The President of NAGRAT, Mr Christian Addai-Opoku, who made the call at a press conference in Accra yesterday, noted that the board members had failed to educate WAEC staff on the dictates of 21st century virtual security systems.

“They must go because they have failed teachers, parents, our children and the nation. We all trusted them and handed a major determinant for the future of our children to them, but they failed [us],” he said.
He suggested that the government should not leave the investigation of the issue to WAEC and welcomed the government’s move to involve the Bureau of National Investigations (BNI) in investigations into the issue.

Action

Mr Addai-Poku said anyone found culpable in the leak should not be spared, “whether the person is a teacher or a WAEC staff”, adding that NAGRAT would be closely monitoring the outcome of the investigations.

He also said the monopoly that WAEC enjoyed as the sole examining body at the junior and senior high school levels should be re-examined and urged the government to encourage and promote the creation of alternative examination bodies, as was the case in other countries, including the United Kingdom.

“We believe this will help promote the integrity of our examinations and certificates,” he added.

Candidates

Mr Addai-Poku said the cancellation of those papers was traumatic for most of the candidates. He, therefore, advised that they be counselled before they write the cancelled papers.

“Let us mobilise them and take them through counselling and psyche them to boldly confront the difficult days ahead.
“Parents and other stakeholders must do their best to encourage these children to confidently face the days ahead,” he stressed.
He described the performances of WAEC over the years as shambolic, adding that this year’s West African Senior School Certificate Examination (WASSCE) was not spared irregularities when a paper for 2016 WASSCE was administered ahead of schedule and outside the syllabus.

Stakeholder

NAGRAT, he said, as a teachers’ union and major stakeholder in education, was worried about the trauma that pupils, students, parents and teachers went through in the event of the cancellation of the papers, pointing out that “the stress involved in preparing to rewrite a paper that has just been written is an ordeal everyone abhors.”
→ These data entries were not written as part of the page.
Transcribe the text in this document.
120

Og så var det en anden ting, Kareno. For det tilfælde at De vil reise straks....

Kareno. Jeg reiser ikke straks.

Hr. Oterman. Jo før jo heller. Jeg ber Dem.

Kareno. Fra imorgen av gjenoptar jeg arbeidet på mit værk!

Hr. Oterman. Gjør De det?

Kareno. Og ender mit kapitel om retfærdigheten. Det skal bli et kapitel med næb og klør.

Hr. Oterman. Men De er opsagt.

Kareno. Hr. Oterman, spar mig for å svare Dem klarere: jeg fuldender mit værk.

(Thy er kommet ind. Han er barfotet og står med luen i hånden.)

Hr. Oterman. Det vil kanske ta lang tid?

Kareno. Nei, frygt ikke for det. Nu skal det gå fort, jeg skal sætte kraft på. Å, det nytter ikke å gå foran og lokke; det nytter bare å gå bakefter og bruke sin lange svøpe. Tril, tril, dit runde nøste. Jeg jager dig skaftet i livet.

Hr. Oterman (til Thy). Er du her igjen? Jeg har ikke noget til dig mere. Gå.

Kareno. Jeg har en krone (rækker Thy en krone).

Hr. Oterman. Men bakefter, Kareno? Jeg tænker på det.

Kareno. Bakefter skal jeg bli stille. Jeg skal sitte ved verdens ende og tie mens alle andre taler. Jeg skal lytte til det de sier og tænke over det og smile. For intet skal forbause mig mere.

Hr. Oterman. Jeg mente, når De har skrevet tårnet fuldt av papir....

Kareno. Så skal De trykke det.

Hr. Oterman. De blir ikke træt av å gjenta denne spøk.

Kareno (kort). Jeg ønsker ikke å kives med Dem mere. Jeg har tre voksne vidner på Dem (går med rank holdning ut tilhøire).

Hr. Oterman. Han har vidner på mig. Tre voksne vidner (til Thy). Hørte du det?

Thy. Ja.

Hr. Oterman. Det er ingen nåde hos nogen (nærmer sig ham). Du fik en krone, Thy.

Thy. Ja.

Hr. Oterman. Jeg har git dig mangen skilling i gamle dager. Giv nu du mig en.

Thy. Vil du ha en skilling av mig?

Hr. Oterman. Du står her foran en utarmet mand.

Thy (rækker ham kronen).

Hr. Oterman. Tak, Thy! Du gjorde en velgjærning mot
“Very high transportation and out-of-station costs are incurred anytime examinations have to be written. In all such instances, WAEC pays no compensation to the negatively affected people,” he added.

Cancellation/rewrite

WAEC on Wednesday cancelled the written papers for five subjects in the ongoing BECE. They are Paper 2 of English Language; Religious and Moral Education; Integrated Science; Mathematics and Social Studies.

That followed the discovery that those papers had leaked, thereby compromising the integrity of the papers.
The leaked papers have been rescheduled for June 29 and 30, 2015, according to a statement issued by WAEC.
The BNI has taken over investigations into the leak.